If you are both working then why is he not paying some of the mortgage or contributing in any way to the expenses of the children ? Don't be in a rush to get him off the mortgage he is just as responible for paying it. The trouble is that without a solicitor you are not able to fight in the way you should, but if you just managed to scrape together enough then he would have to pay you maintenance, you might not have to sell the house and you should also find that you would be awarded more than 50% of the equity of the house. I do not know the full details but it really sounds as if you are selling yourself really short. What about his pension, what about his assets, all of which are marital property and to which you are entitled to have a share. After all it is you who have the children to care for. You are the one in the much stronger position and you might be able to get some advice from the CAB. You say you are going through a divorce which is separate but why is it separate to the problem, surely your divorce settlement is the major thing which will secure the future for your children.

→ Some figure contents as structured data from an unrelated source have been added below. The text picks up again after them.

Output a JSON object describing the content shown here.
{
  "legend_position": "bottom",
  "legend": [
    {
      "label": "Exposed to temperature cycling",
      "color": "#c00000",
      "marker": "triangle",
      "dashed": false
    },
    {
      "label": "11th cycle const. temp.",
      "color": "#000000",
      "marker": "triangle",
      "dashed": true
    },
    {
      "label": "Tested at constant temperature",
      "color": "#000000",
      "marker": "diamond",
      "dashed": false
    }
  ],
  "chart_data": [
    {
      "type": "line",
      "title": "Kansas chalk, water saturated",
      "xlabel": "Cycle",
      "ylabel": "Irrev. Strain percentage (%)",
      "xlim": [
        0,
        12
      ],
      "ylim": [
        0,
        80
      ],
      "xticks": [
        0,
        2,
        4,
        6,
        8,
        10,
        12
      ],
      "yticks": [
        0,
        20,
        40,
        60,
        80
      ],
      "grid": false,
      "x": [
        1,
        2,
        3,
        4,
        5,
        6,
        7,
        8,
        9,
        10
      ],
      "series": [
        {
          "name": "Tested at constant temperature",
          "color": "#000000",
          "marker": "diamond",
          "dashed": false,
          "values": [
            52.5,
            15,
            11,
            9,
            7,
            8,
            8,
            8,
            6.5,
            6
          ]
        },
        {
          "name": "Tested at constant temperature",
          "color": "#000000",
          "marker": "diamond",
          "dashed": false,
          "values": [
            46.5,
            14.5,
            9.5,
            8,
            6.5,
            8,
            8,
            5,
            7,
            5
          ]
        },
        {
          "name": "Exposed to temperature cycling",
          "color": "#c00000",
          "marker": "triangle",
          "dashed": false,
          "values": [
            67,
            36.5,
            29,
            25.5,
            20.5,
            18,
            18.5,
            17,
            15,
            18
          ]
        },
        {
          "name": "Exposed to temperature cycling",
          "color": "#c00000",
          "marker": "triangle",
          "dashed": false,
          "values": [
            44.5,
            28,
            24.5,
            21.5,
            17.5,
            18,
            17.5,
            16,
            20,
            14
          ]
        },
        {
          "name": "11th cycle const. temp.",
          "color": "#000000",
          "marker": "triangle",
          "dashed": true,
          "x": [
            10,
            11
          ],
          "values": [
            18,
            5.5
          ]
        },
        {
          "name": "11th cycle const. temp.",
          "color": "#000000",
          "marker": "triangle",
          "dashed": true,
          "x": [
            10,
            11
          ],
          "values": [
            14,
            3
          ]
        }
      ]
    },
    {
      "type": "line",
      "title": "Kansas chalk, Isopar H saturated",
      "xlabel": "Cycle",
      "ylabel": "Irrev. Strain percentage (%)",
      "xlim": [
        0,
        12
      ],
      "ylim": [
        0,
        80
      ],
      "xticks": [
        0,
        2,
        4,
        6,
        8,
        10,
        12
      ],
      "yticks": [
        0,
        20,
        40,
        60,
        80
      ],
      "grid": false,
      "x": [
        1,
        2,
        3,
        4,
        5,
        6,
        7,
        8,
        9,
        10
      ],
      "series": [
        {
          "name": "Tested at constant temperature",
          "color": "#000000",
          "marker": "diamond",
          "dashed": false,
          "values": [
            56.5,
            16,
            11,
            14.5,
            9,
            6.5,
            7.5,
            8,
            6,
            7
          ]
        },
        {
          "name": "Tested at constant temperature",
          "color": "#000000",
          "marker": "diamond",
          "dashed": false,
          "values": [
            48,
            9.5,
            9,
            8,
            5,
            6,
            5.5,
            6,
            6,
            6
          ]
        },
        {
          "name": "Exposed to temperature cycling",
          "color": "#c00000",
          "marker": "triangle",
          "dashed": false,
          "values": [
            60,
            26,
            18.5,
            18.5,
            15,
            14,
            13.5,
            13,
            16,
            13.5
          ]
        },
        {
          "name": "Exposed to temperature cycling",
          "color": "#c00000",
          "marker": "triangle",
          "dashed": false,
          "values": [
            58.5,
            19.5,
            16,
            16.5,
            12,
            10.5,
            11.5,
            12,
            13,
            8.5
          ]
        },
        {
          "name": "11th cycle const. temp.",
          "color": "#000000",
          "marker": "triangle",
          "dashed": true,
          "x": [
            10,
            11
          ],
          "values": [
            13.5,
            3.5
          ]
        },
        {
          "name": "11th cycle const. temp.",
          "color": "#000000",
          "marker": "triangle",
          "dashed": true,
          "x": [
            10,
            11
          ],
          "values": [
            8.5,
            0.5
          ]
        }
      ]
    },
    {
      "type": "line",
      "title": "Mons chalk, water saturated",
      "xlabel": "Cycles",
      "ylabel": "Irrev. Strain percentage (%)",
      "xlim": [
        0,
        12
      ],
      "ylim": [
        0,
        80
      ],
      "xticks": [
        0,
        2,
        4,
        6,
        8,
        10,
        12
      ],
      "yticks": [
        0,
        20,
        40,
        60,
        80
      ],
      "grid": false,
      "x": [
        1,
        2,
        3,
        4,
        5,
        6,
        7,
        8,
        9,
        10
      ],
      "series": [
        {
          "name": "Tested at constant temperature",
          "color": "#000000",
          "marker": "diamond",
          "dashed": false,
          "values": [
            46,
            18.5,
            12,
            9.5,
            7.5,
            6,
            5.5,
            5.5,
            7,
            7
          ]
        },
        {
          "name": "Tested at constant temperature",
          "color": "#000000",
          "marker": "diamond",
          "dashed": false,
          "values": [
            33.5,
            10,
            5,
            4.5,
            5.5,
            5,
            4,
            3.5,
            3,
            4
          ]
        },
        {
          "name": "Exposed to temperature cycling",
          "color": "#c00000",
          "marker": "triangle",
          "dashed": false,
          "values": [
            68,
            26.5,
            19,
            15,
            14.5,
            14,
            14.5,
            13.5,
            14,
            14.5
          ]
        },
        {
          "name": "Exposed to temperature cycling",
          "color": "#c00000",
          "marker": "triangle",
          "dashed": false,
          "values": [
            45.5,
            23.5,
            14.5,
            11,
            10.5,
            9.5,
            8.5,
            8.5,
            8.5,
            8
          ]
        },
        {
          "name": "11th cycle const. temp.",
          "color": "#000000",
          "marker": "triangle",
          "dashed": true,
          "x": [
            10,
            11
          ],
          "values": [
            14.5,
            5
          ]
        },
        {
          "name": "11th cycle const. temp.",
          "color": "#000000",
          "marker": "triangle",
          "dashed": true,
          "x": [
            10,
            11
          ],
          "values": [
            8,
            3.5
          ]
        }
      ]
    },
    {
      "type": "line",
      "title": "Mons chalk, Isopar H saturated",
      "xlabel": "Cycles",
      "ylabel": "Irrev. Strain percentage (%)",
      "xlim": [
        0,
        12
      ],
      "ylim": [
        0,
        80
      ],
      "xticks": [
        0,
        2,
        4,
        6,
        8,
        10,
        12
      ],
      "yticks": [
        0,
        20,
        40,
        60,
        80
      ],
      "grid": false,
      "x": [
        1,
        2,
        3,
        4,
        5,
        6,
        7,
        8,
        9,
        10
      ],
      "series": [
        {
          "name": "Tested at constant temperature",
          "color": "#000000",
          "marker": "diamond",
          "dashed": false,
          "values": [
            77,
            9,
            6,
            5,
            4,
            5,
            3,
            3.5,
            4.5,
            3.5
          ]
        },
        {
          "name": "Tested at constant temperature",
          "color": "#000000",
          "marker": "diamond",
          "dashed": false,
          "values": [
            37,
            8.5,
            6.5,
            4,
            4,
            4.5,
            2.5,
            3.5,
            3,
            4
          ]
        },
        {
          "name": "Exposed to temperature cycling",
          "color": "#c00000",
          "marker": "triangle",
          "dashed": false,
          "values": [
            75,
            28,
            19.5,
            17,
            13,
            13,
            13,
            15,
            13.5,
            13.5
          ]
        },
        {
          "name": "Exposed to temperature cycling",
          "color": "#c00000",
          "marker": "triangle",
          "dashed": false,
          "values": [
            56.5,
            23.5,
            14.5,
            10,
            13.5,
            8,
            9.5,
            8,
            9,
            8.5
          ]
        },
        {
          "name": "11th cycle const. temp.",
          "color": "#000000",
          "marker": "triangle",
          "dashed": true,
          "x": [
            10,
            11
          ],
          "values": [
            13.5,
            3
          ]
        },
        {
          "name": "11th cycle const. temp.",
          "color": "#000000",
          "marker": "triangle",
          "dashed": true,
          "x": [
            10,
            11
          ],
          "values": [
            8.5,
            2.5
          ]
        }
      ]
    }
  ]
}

Exactly what everyone says, why is he not paying towards the mortgage, well becuse he thinks he can just walk away from giving me any money atall, i have asked him numerous times for help and that its his name too on mortgage and he just wont pay me a penny. i wouldnt mind but he is now living with someone in rented accommodation. He still sees our children one day a week, as i wont use the fact he gives me nothing to stop him seeing them. I do have a solicitor but she can only act for me now regarding the mortgage as i cannot afford to take him to court regarding getting him off the mortgage so i can re-mortgage. This is all why i feel its a catch 22 situation and no one will help me.
ive been to CAB they didnt know what to do, apart from taking him to court myself, which yeah i wil be willing to do, but i just dont know where to start!
my solicitor said she cannot help with financial side of things unless i am able to pay which i cannot now so what can i do????
ive been to CAB they didnt know what to do, apart from taking him to court myself, which yeah i wil be willing to do, but i just dont know where to start!
my solicitor said she cannot help with financial side of things unless i am able to pay which i cannot now so what can i do????
Well I have a friend who was in a similar position and she put all the legal fees on a credit card knowing she would get a payout at the end. It was not easy but its possible. If you got a solicitor he would have to pay you some maintenance before the divorce, and then you could do it all properly, separation agreement and then settlement. Could you not borrow the money - or if I were you I would stop working and get legal aid, because the money you are earning and the tax credits, is going to be a lot less than what you are losing by not going down this road. It will be hard for a while but is it worth losing your home ???